The Cockerham type models are allele-based models with a focus on partition of genotypic variances into various genetic variance components, which are contributed by allelic effects and their interactions. By contrast, the F(infinity) regression models are genotype-based models focusing on modeling and testing of within-locus genotypic effects and locus-by-locus genotypic interactions. When there is no need to distinguish the paternal and maternal allelic effects, these two types of models are transferable. Transformation between an F(infinity) model's parameters and its corresponding Cockerham model's parameters can be established through a relationship between their coding variables of genotypes. Genetic variance components in terms of the additive, dominance and epistatic genetic effects in an F(infinity) model can then be calculated by translating formulas derived for the Cockerham models.

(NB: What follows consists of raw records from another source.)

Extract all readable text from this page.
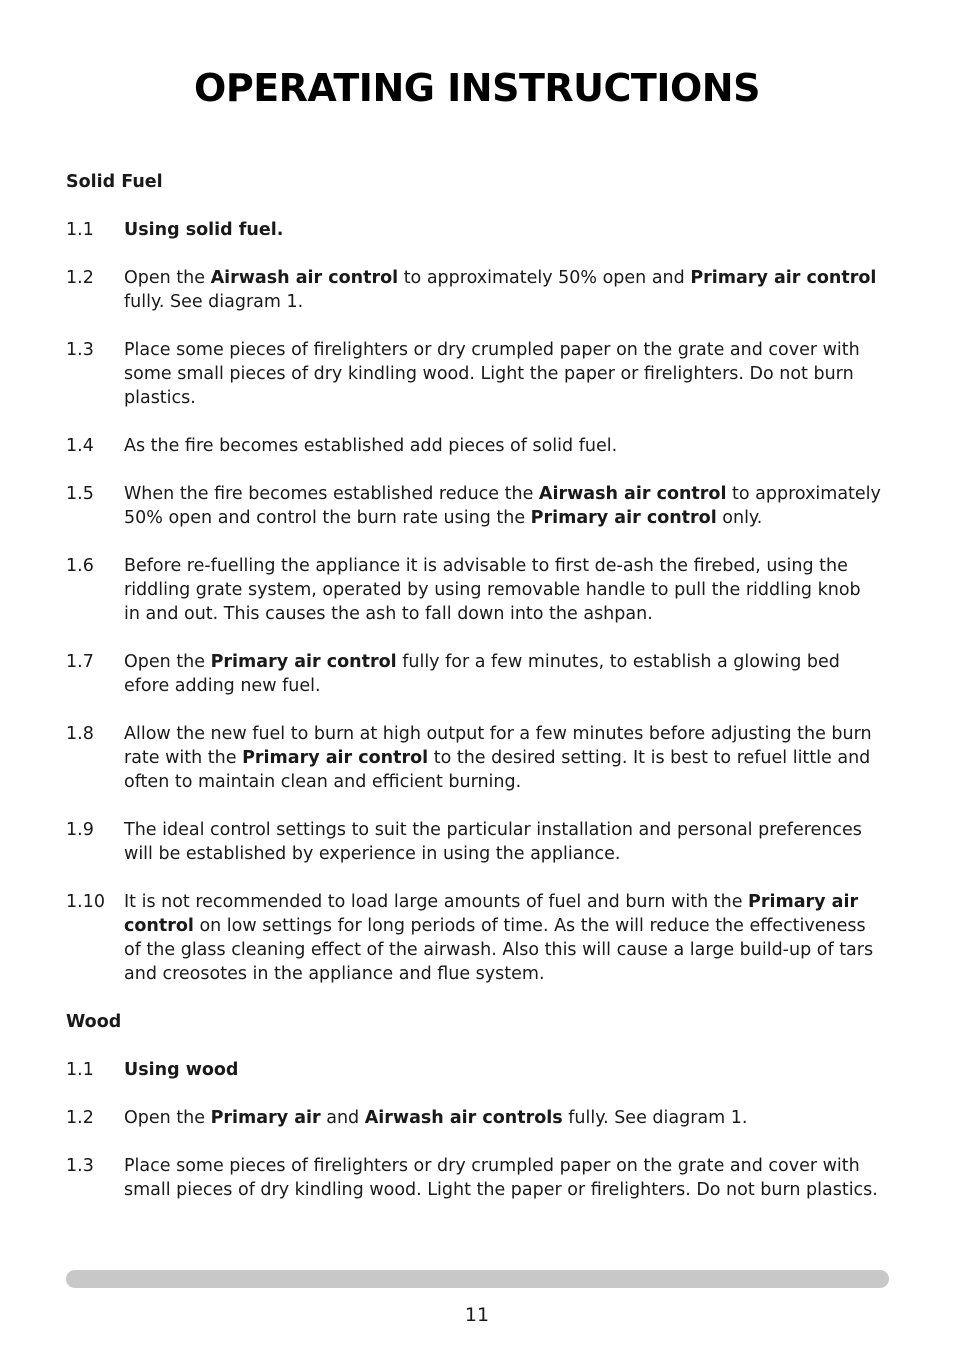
OPERATING INSTRUCTIONS
Solid Fuel
1.1	Using solid fuel.
1.2	Open the Airwash air control to approximately 50% open and Primary air control fully. See diagram 1.
1.3	Place some pieces of firelighters or dry crumpled paper on the grate and cover with some small pieces of dry kindling wood. Light the paper or firelighters. Do not burn plastics.
1.4	As the fire becomes established add pieces of solid fuel.
1.5	When the fire becomes established reduce the Airwash air control to approximately 50% open and control the burn rate using the Primary air control only.
1.6	Before re-fuelling the appliance it is advisable to first de-ash the firebed, using the riddling grate system, operated by using removable handle to pull the riddling knob in and out. This causes the ash to fall down into the ashpan.
1.7	Open the Primary air control fully for a few minutes, to establish a glowing bed efore adding new fuel.
1.8	Allow the new fuel to burn at high output for a few minutes before adjusting the burn rate with the Primary air control to the desired setting. It is best to refuel little and often to maintain clean and efficient burning.
1.9	The ideal control settings to suit the particular installation and personal preferences will be established by experience in using the appliance.
1.10	It is not recommended to load large amounts of fuel and burn with the Primary air control on low settings for long periods of time. As the will reduce the effectiveness of the glass cleaning effect of the airwash. Also this will cause a large build-up of tars and creosotes in the appliance and flue system.
Wood
1.1	Using wood
1.2	Open the Primary air and Airwash air controls fully. See diagram 1.
1.3	Place some pieces of firelighters or dry crumpled paper on the grate and cover with small pieces of dry kindling wood. Light the paper or firelighters. Do not burn plastics.
11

科克伦遗传模型常用于数量性状基因座(QTL)分析,其特点是能将基因型方差分解为各种遗传方差成分,而F(∞)遗传模型广泛应用于遗传关联研究。多年来,人们对这两种模型之间的关系存在一些困惑。F(∞)模型中的加性、显性和上位性效应与科克伦模型中的加性、显性和上位性方差成分之间的联系尚未完全确立,尤其是在存在上位性和连锁不平衡(LD)的多个QTL情况下。
在本文中,我们进一步探讨了F(∞)模型与科克伦模型之间的差异和联系。首先,我们表明科克伦类型的模型是以等位基因为基础的模型,并经过特殊修正以纠正一个混杂问题。还推导了几个重要的矩函数,这些函数对科克伦模型中方差成分的分解很有用。接下来,我们讨论了F(∞)模型在基因型方差分解方面的性质。阐述了它与科克伦模型的差异。最后,对于一个存在上位性且位点间有LD的两位点双等位基因QTL模型,我们给出了根据F(∞)模型中的加性、显性和上位性效应计算遗传方差成分的详细公式。还提出了一种通过基因型编码变量将科克伦模型和F(∞)模型参数联系起来的新方法,当应用简化的F(∞)模型时,该方法特别有用。
科克伦类型的模型是以等位基因为基础的模型,侧重于将基因型方差分解为各种遗传方差成分,这些成分由等位基因效应及其相互作用产生。相比之下,F(∞)回归模型是以基因型为基础的模型,侧重于位点内基因型效应和位点间基因型相互作用的建模与检验。当无需区分父本和母本等位基因效应时,这两种模型是可转换的。通过F(∞)模型参数与其相应科克伦模型参数的编码变量之间的关系,可以建立两者之间的转换。然后,通过翻译为科克伦模型推导的公式,可以计算F(∞)模型中基于加性、显性和上位性遗传效应的遗传方差成分。